Controversy over the ethics of the media exchanging favorable news stories for advertising dollars is on the rise after a recent study by Millward Brown showed that 19 percent of senior U.S. marketers surveyed said that they bought advertising in return for a news story.

The annual Marketing Management Survey of 252 CMOs, marketing directors and marketing VPs also found that 10 percent had some type of implicit or non-verbal agreement with an outlet that expected some type of favorable coverage of their company in exchange for advertising. Eight percent said that they actually paid for or provided a gift in order to place a favorable news story.

These results are consistent with those from previous years and continue to place both the media and marketers in a spotlight. How can the media maintain credibility as a watchdog if they agree to accept advertising in exchange for slanted articles? And how can marketers maintain the integrity of their brand if word slips that they are paying for credibility?

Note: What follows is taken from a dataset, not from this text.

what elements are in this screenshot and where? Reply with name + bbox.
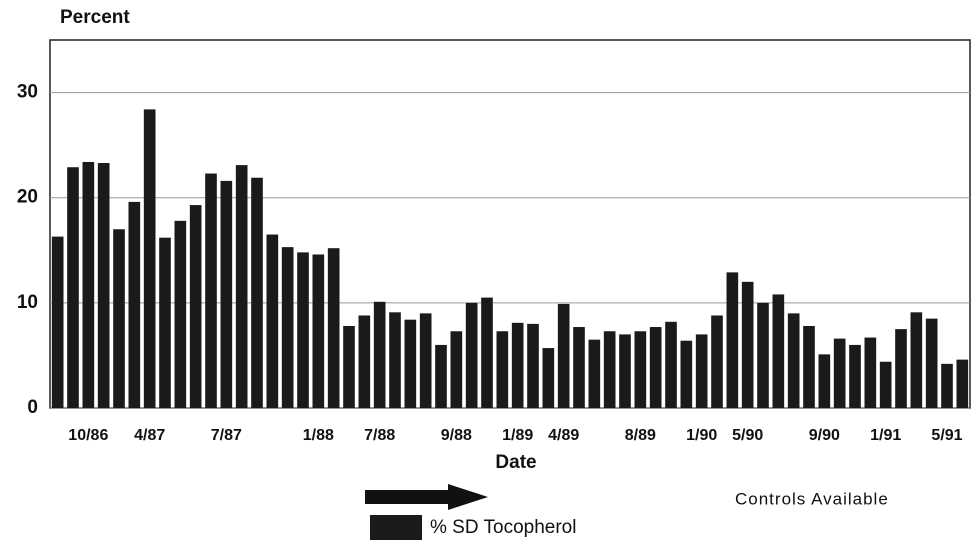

The line becomes further blurred when digital media and consumer-generated news comes under scrutiny. Should a blogger receive compensation or free products in exchange for positive "buzz" about a company's new product or service? Should they disclose this fact if they do?

While the temptation for marketers to buy credibility and reputation can be overwhelming, the potential danger of being exposed or manipulated can't be overlooked. Executives should eschew the "easy" route of buying PR and focus instead on the tried and true method of establishing credible media relations and earning their headlines.